What is a Mutual Fund? Can it Benefit Me?
Mutual Funds, like the name suggests, are a pool of funds, collected from many different investors to invest in securities- stocks, bonds, equities, money market instruments and similar assets. A money manager operates the mutual funds, investing the funds monies in an effort to increase the value of the investment, also referred to as a capital gain on the investment.
The important of mutual funds, is that this type of investment allows small investors access to professionally managed, diversified portfolios; opportunities that small capital investors would normally be excluded from. Each shareholder participates in the gain or loss of the fund, proportionate to the amount invested through issued Mutual Fund units or shares. These shares can normally be purchased or exchanged as needed at the fund’s current NAVPS (Net Asset Value per share).

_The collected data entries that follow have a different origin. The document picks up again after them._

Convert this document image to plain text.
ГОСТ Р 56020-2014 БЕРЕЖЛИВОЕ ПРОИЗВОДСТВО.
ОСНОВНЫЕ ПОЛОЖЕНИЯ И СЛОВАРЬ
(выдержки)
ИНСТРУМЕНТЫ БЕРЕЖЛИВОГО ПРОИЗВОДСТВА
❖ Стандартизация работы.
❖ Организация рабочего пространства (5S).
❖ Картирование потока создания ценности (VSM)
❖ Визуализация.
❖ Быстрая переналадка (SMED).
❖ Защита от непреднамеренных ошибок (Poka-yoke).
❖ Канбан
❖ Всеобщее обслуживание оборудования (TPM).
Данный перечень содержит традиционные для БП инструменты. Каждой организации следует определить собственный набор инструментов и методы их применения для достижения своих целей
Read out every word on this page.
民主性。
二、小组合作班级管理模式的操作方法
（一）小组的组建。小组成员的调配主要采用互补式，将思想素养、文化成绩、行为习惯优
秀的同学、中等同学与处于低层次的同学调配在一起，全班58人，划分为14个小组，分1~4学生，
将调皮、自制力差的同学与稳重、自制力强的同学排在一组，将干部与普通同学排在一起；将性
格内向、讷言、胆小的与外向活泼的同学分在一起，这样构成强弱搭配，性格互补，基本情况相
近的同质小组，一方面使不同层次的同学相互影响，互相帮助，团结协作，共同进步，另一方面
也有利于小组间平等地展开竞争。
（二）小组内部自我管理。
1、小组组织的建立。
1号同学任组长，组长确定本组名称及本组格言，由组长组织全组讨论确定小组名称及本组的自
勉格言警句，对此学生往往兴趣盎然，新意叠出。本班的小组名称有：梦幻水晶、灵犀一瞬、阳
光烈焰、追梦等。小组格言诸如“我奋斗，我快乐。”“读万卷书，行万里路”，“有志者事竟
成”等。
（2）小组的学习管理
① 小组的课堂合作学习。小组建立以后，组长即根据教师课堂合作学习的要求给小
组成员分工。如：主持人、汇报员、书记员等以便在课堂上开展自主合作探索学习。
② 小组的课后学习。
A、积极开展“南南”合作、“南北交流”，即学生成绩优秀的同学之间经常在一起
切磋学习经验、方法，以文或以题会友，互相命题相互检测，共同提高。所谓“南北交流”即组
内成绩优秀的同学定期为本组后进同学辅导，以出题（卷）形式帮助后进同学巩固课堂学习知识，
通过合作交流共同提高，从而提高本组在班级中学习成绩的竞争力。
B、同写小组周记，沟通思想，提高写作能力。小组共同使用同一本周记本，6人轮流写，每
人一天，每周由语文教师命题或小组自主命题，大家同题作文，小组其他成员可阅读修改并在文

If you are a younger or novice American investor, you may find not only are mutual funds good when investing with lower capital, but mutual funds are also a great option for easier investment access with good potential growth. Thought mutual funds are one of the more easily understood investment tools, they can be intimidating to the unseasoned investor. It ok. You may already have shares in a mutual fund through your 401(k) or 403(b) plan. When you buy a mutual fund, you are buying the performance of its portfolio. Because there are hundreds of different securities in an average mutual fund, diversification means the value can be more stable because more profitable securities can offset the security having a bad quarter. The value of the mutual fund will depend on the overall performance of the securities bought by the fund. If you bought just one stock with your capital investment just before it had a bad quarter, your investment could lose a lot of value.
The diversification in a mutual fund is a large part of why this is such a popular investment. Still, it is important to note, that all mutual funds come with risk of investment loss. There is no guarantee of performance and the Federal Deposit Insurance Corporation (FDIC) does guarantee mutual fund investments.